Growing the Campaign in 2019
Part fundraising program, part capacity building effort, and part public awareness campaign, NewsMatch achieves a complex set of goals while making it as easy as possible for anyone — individual donor, newsroom, funder — to participate. The Nieman Journalism Lab’s Christine Schmidt described how these elements come together, writing: “The campaign caught the budding nonprofit news sector at a critical stage in its growth and is giving it a jetstream by helping coach newsrooms, funders, and individual donors into seeding its future.”

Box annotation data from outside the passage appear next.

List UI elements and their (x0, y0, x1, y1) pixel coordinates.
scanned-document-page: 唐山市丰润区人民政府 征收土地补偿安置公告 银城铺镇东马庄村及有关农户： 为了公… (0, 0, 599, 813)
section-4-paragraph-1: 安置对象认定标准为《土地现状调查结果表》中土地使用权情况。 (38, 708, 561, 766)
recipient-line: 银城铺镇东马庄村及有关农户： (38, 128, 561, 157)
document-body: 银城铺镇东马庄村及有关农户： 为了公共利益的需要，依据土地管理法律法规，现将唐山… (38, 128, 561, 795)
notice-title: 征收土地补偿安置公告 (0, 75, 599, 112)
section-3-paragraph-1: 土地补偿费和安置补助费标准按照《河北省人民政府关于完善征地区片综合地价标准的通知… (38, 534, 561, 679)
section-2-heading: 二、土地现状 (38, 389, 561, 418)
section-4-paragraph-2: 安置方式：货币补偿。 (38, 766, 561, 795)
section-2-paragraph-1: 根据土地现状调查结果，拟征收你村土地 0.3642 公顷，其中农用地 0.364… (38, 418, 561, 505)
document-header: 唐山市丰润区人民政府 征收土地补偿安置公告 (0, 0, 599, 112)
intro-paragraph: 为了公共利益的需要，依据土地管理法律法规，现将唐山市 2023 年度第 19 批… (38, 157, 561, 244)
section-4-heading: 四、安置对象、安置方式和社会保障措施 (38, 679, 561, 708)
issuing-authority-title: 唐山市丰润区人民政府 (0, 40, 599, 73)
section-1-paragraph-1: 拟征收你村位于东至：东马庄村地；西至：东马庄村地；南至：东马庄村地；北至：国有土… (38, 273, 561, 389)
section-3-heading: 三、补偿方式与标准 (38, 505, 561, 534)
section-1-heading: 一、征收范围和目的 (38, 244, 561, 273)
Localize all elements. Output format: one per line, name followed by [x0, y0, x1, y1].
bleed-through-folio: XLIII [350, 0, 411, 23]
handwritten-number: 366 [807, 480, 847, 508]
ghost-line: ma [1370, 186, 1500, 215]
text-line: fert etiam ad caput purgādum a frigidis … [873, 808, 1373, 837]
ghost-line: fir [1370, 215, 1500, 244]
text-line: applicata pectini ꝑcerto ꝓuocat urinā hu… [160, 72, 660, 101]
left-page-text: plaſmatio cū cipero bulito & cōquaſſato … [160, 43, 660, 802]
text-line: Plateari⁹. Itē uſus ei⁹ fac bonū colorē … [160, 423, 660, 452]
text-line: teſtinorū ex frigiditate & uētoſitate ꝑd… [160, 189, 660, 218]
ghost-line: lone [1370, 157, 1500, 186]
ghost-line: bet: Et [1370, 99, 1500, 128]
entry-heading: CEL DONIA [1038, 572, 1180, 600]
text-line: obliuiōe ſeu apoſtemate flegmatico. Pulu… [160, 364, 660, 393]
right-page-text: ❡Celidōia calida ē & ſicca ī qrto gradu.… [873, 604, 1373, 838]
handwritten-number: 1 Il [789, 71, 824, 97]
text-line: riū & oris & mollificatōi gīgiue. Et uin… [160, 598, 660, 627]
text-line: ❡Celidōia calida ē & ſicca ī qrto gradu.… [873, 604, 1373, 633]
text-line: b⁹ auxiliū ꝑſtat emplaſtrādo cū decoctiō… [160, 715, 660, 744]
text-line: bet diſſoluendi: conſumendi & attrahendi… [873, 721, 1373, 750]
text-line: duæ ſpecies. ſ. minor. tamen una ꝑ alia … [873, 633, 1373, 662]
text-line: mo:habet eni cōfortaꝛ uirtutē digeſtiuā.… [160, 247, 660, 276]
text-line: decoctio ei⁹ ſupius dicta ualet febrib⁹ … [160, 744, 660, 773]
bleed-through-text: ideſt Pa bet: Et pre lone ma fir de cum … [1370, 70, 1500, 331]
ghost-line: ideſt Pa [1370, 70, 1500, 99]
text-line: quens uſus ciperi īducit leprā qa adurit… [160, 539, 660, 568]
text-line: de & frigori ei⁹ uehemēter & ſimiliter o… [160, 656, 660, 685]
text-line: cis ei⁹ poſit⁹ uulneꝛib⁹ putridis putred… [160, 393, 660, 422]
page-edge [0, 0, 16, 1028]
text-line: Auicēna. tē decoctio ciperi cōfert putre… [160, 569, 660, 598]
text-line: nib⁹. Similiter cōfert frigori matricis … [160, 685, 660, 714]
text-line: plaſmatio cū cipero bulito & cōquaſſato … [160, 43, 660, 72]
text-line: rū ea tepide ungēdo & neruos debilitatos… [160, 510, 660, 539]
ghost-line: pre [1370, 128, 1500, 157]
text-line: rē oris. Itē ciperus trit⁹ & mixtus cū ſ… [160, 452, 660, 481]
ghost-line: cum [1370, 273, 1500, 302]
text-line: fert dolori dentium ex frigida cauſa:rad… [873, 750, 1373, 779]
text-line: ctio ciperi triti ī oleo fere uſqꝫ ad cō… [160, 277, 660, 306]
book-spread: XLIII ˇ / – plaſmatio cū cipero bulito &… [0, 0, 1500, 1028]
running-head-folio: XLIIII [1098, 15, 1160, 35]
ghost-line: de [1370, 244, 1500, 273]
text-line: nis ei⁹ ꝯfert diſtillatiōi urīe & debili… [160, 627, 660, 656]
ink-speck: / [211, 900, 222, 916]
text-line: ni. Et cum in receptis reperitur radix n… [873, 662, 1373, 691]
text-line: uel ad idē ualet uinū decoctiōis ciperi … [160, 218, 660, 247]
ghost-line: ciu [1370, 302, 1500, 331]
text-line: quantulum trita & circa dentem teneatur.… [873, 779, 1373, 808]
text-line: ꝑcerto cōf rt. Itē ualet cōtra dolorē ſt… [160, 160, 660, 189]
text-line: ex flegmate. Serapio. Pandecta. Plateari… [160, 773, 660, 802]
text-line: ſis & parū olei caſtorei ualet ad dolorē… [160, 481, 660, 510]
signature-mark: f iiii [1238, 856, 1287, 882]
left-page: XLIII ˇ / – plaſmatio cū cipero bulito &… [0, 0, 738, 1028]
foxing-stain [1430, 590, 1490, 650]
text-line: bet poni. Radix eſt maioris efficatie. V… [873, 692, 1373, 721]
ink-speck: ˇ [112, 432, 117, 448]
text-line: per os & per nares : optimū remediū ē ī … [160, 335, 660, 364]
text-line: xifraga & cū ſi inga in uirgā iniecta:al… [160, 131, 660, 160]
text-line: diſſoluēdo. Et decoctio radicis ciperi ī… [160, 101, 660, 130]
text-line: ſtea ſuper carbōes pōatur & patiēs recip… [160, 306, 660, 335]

NewsMatch was founded in 2016 by the John S. And James L. Knight Foundation and each year the number of NewsMatch participants has grown. That growth puts pressure on the national matching fund and we are currently seeking new and additional partners to support NewsMatch for 2019 and 2020. Support for NewsMatch 2018 was provided by the Colorado Media Project, Democracy Fund, Ethics and Excellence in Journalism Foundation, Facebook Journalism Project, John D. and Catherine T. MacArthur Foundation, Knight Foundation, Jonathan Logan Family Foundation, Present Progressive Fund at Schwab Charitable, Rita Allen Foundation, and Wyncote Foundation in partnership with The Miami Foundation, Institute for Nonprofit News and News Revenue Hub.
If we can together raise $5 million dollars for the national fund we can turn it into more than $10 million for local and investigative journalism this year. (If you are interested in exploring how to get involved in NewsMatch, or to set up a partner fund for a region or issue you care about, email Josh Stearns, email@example.com.)
Based on what we learned from the 2018 campaign we are going to be making the materials and training more customized to serve the growing list of newsrooms who are at very different stages of growth and development. The NewsMatch team will also be working to better support organizations serving underrepresented communities and led by people of color. We recognize that it is critical for NewsMatch to do more to engage, listen, and serve these newsrooms, especially in light of longstanding inequities in how philanthropy has funded these organizations and communities. Finally, we will explore collaborations with others across the media landscape, beyond just nonprofit news, that can help drive more attention to the crisis in local news and the profound need to support it right now.